In class today, we read the description of the town of Maycomb in Harper Lee’s To Kill a Mockingbird. As we imagine that beautiful Southern drawl, we hear how “ladies bathed before noon, after their three-o’clock naps, and by nightfall were like soft teacakes with frostings of sweat and sweet talcum.”
That one detail comparing ladies to teacakes sets a mood for this little town. It’s a comparison worth making.
The ladies like soft teacakes seem out of place. It’s a tiny detail, amid the “red slop” of rainy streets and “bony mules” that flick flies away. There’s even a dog suffering in the background. I don’t want to live in a town like this.
But then, the writer introduces the lovely and delicate and transforms sweat to frosting and talcum. Already, I know something marvelous will happen in the mind of this narrator.
She’s going to reconstruct a new reality for me.
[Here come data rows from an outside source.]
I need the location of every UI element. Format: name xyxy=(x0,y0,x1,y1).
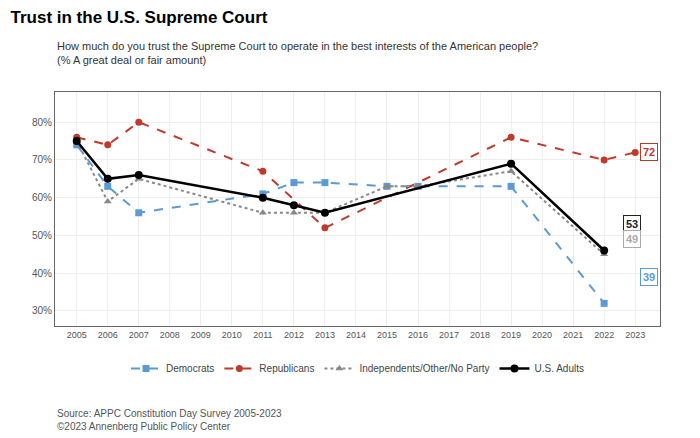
svg-text:30%: 30% xyxy=(32,305,52,316)
svg-text:2013: 2013 xyxy=(315,330,335,340)
svg-text:2007: 2007 xyxy=(129,330,149,340)
svg-text:72: 72 xyxy=(643,146,655,158)
svg-text:2023: 2023 xyxy=(625,330,645,340)
svg-text:2011: 2011 xyxy=(253,330,272,340)
svg-text:40%: 40% xyxy=(32,268,52,279)
svg-text:2022: 2022 xyxy=(594,330,614,340)
svg-text:Independents/Other/No Party: Independents/Other/No Party xyxy=(359,363,489,374)
svg-text:60%: 60% xyxy=(32,192,52,203)
svg-text:U.S. Adults: U.S. Adults xyxy=(534,363,583,374)
svg-text:2015: 2015 xyxy=(377,330,397,340)
svg-text:2019: 2019 xyxy=(501,330,521,340)
svg-text:2009: 2009 xyxy=(191,330,211,340)
svg-text:2012: 2012 xyxy=(284,330,304,340)
svg-text:2010: 2010 xyxy=(222,330,242,340)
svg-text:50%: 50% xyxy=(32,230,52,241)
svg-text:2018: 2018 xyxy=(470,330,490,340)
svg-text:Source: APPC Constitution Day: Source: APPC Constitution Day Survey 200… xyxy=(57,408,282,432)
svg-text:Trust in the U.S. Supreme Cour: Trust in the U.S. Supreme Court xyxy=(11,8,268,27)
svg-text:2006: 2006 xyxy=(98,330,118,340)
svg-text:53: 53 xyxy=(626,218,638,230)
svg-text:70%: 70% xyxy=(32,154,52,165)
svg-text:80%: 80% xyxy=(32,117,52,128)
svg-text:49: 49 xyxy=(626,233,638,245)
svg-text:39: 39 xyxy=(643,271,655,283)
svg-text:2017: 2017 xyxy=(439,330,459,340)
svg-text:2005: 2005 xyxy=(67,330,87,340)
svg-text:2021: 2021 xyxy=(563,330,583,340)
svg-text:2020: 2020 xyxy=(532,330,552,340)
svg-text:Republicans: Republicans xyxy=(259,363,314,374)
svg-text:2016: 2016 xyxy=(408,330,428,340)
svg-text:2014: 2014 xyxy=(346,330,366,340)
svg-text:Democrats: Democrats xyxy=(166,363,214,374)
svg-text:How much do you trust the Supr: How much do you trust the Supreme Court … xyxy=(57,40,538,66)
svg-text:2008: 2008 xyxy=(160,330,180,340)
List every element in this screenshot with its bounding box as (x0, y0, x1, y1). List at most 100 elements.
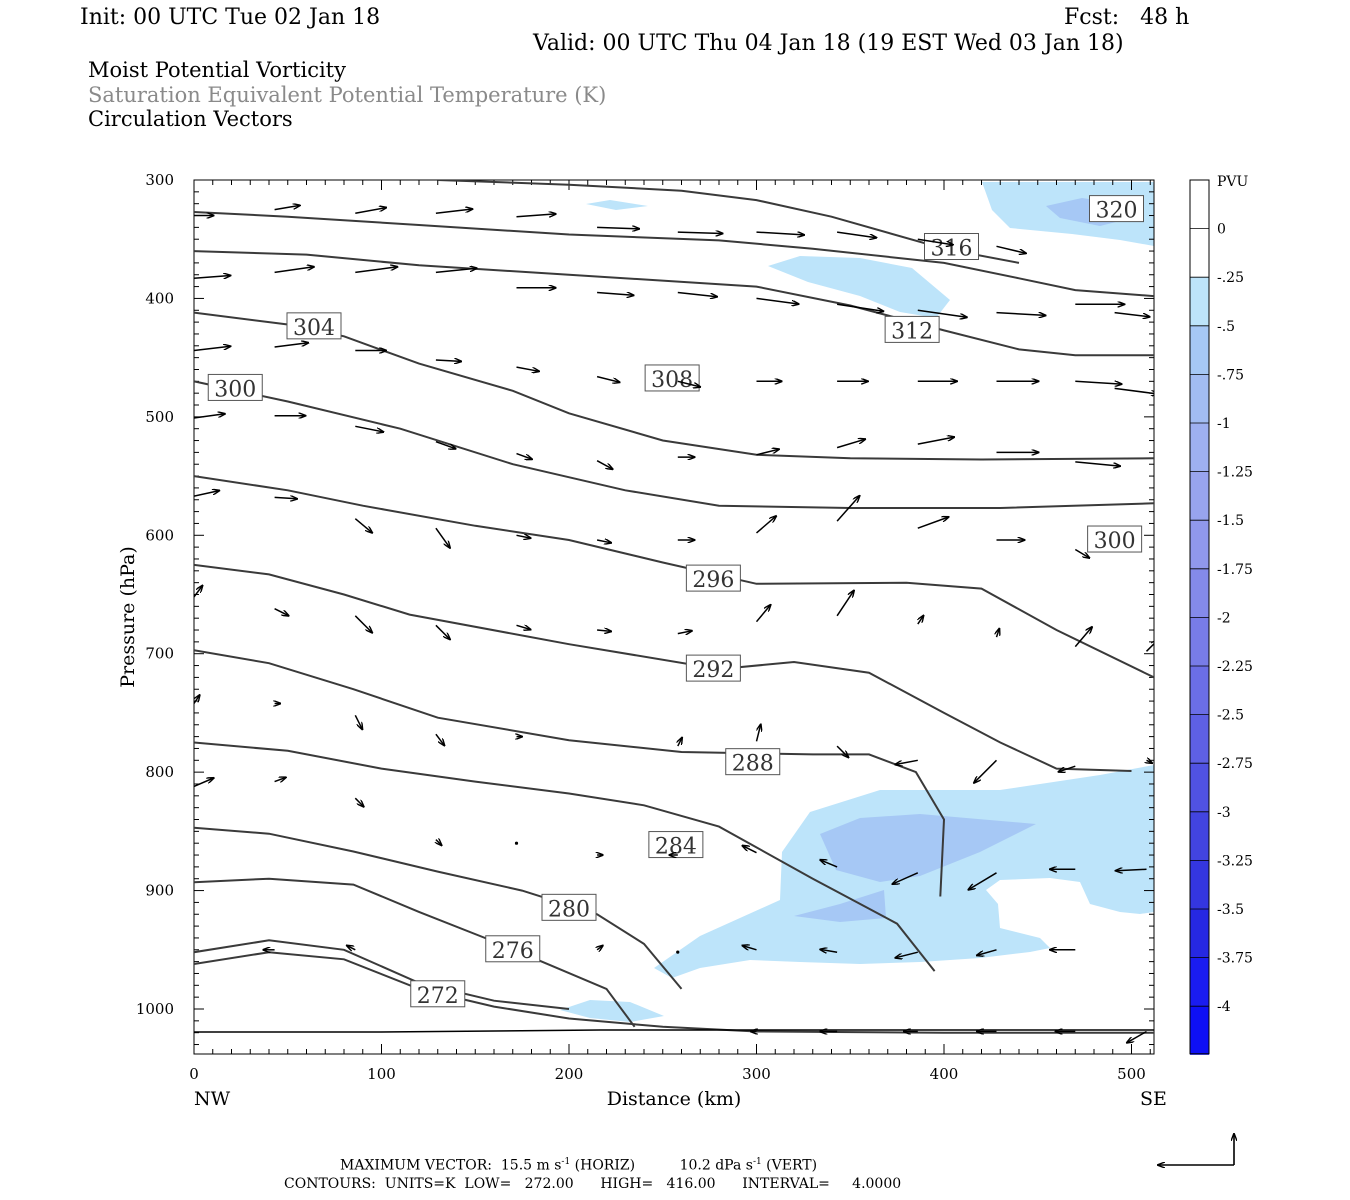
svg-text:296: 296 (692, 568, 734, 593)
vector-arrow (274, 608, 289, 616)
colorbar-swatch (1190, 811, 1209, 861)
vector-arrow (820, 860, 838, 868)
contour-276 (194, 939, 570, 1010)
contour-label-288: 288 (725, 748, 781, 777)
vector-arrow (435, 733, 444, 745)
vector-arrow (597, 946, 603, 950)
vector-arrow (755, 605, 771, 623)
colorbar-label: -.25 (1217, 270, 1244, 286)
vector-arrow (743, 846, 757, 854)
vector-arrow (997, 629, 1000, 638)
vector-arrow (274, 267, 314, 274)
y-tick-label: 400 (145, 289, 174, 307)
colorbar-label: -2.75 (1217, 756, 1253, 772)
title-mpv: Moist Potential Vorticity (88, 58, 346, 82)
contour-272 (194, 951, 1154, 1034)
colorbar-label: -2.5 (1217, 708, 1244, 724)
svg-text:320: 320 (1096, 199, 1138, 224)
svg-text:288: 288 (732, 752, 774, 777)
colorbar-swatch (1190, 471, 1209, 521)
circulation-vectors (194, 205, 1154, 1042)
vector-arrow (516, 535, 531, 538)
vector-arrow (274, 497, 297, 498)
x-end-label-nw: NW (194, 1088, 231, 1110)
contour-label-300: 300 (1087, 525, 1143, 554)
vector-arrow (677, 631, 692, 634)
vector-arrow (836, 439, 865, 449)
vector-arrow (435, 268, 477, 274)
vector-arrow (977, 949, 997, 956)
contour-280 (194, 877, 636, 1028)
vector-arrow (435, 527, 450, 548)
vector-arrow (435, 440, 456, 449)
colorbar-title: PVU (1217, 174, 1249, 190)
vector-arrow (836, 303, 883, 311)
svg-text:312: 312 (891, 319, 933, 344)
y-tick-label: 800 (145, 763, 174, 781)
vector-arrow (974, 759, 998, 782)
colorbar-label: -3.75 (1217, 951, 1253, 967)
colorbar-swatch (1190, 763, 1209, 812)
contour-288 (194, 741, 936, 972)
svg-text:308: 308 (651, 368, 693, 393)
colorbar-label: -1.25 (1217, 465, 1253, 481)
vector-arrow (836, 745, 848, 757)
colorbar-swatch (1190, 325, 1209, 375)
vector-arrow (836, 231, 876, 238)
contour-label-312: 312 (884, 315, 940, 344)
pv-region-lower-dark2 (794, 890, 886, 922)
y-tick-label: 300 (145, 171, 174, 189)
vector-arrow (1116, 869, 1147, 870)
forecast-hour: Fcst: 48 h (1064, 5, 1190, 30)
vector-arrow (355, 267, 397, 274)
colorbar-swatch (1190, 1006, 1209, 1055)
pv-colorbar: PVU 0 -.25 -.5 -.75 -1 -1.25 -1.5 -1.75 -2 -2.25 -2… (1189, 174, 1253, 1055)
vector-arrow (597, 291, 633, 296)
theta-e-contours (194, 180, 1154, 1034)
vector-arrow (677, 380, 700, 387)
colorbar-swatch (1190, 423, 1209, 472)
colorbar-label: -3 (1217, 805, 1231, 821)
vector-arrow (354, 714, 362, 729)
vector-arrow (917, 437, 954, 445)
vector-arrow (820, 949, 838, 952)
pv-region-small-top (586, 200, 648, 210)
contour-296 (194, 563, 1132, 772)
vector-arrow (596, 375, 619, 383)
vector-arrow (194, 491, 219, 497)
colorbar-label: -1.5 (1217, 513, 1244, 529)
y-tick-label: 500 (145, 408, 174, 426)
vector-arrow (756, 516, 777, 534)
vector-arrow (194, 695, 200, 704)
vector-arrow (677, 291, 717, 297)
vector-arrow (1074, 548, 1089, 558)
colorbar-label: -4 (1217, 999, 1231, 1015)
vector-arrow (274, 205, 300, 211)
plot-frame (193, 179, 1155, 1055)
max-vector-text: MAXIMUM VECTOR: 15.5 m s-1 (HORIZ) 10.2 … (340, 1157, 818, 1174)
vector-arrow (516, 214, 556, 218)
contour-304 (194, 380, 1154, 509)
vector-arrow (516, 366, 539, 371)
vector-arrow (597, 630, 611, 631)
colorbar-swatch (1190, 520, 1209, 569)
vector-arrow (1145, 640, 1154, 652)
vector-arrow (996, 311, 1046, 316)
vector-arrow (354, 518, 372, 533)
title-theta-e: Saturation Equivalent Potential Temperat… (88, 83, 607, 107)
vector-arrow (274, 343, 309, 348)
contour-label-316: 316 (924, 233, 979, 262)
svg-text:292: 292 (692, 658, 734, 683)
vector-arrow (917, 238, 953, 245)
contour-label-296: 296 (685, 564, 741, 593)
vector-arrow (1074, 627, 1092, 648)
colorbar-swatch (1190, 617, 1209, 666)
svg-text:276: 276 (492, 939, 534, 964)
contour-300 (194, 475, 1154, 679)
colorbar-swatch (1190, 374, 1209, 423)
colorbar-swatch (1190, 180, 1209, 229)
contour-labels: 272 276 280 284 288 292 296 300 304 308 312 316 320 3… (207, 195, 1144, 1009)
vector-arrow (194, 346, 230, 352)
svg-text:272: 272 (417, 984, 459, 1009)
vector-arrow (756, 297, 799, 304)
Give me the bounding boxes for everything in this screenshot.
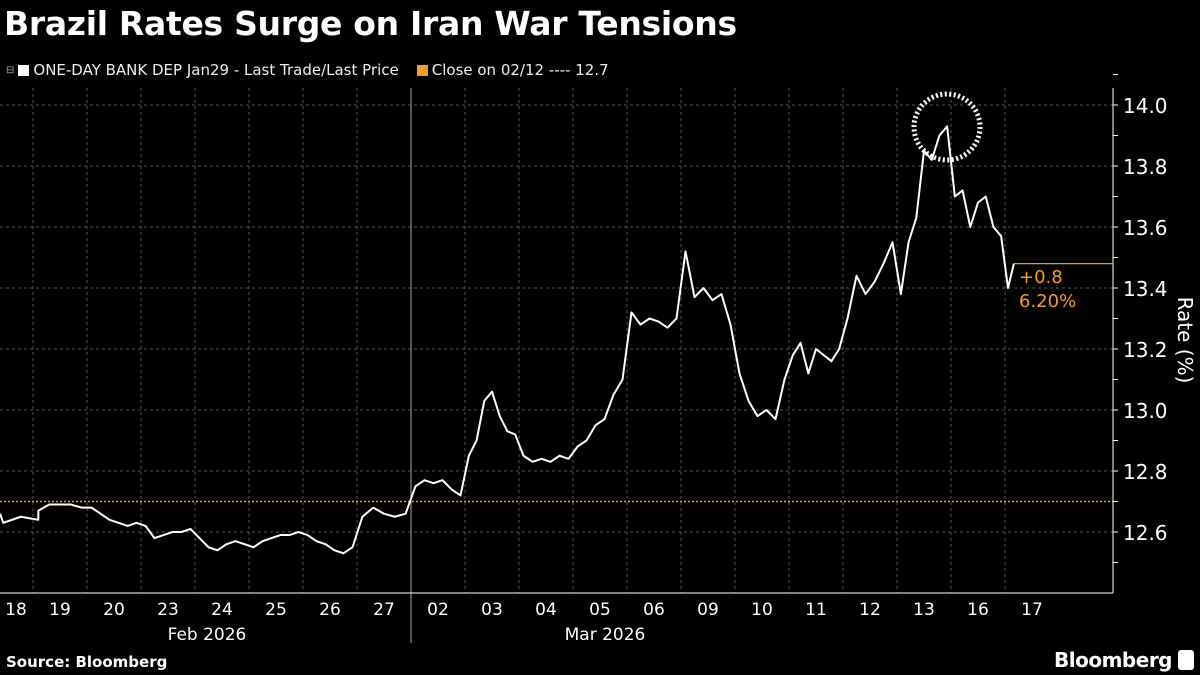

As we work on our own personal memoir settings, we think deeply about tiny details that change how we understand our pasts. We are the characters, looking back over our lifetimes, and weaving threads of meaning into our experiences. Was there a detail that I couldn’t see until this moment that offers a new reality? Is there a truth I might apply that I only see now? Back then, I only felt the heat and slop. But now?
Can I notice something different–one detail–that might turn sweat to frosting?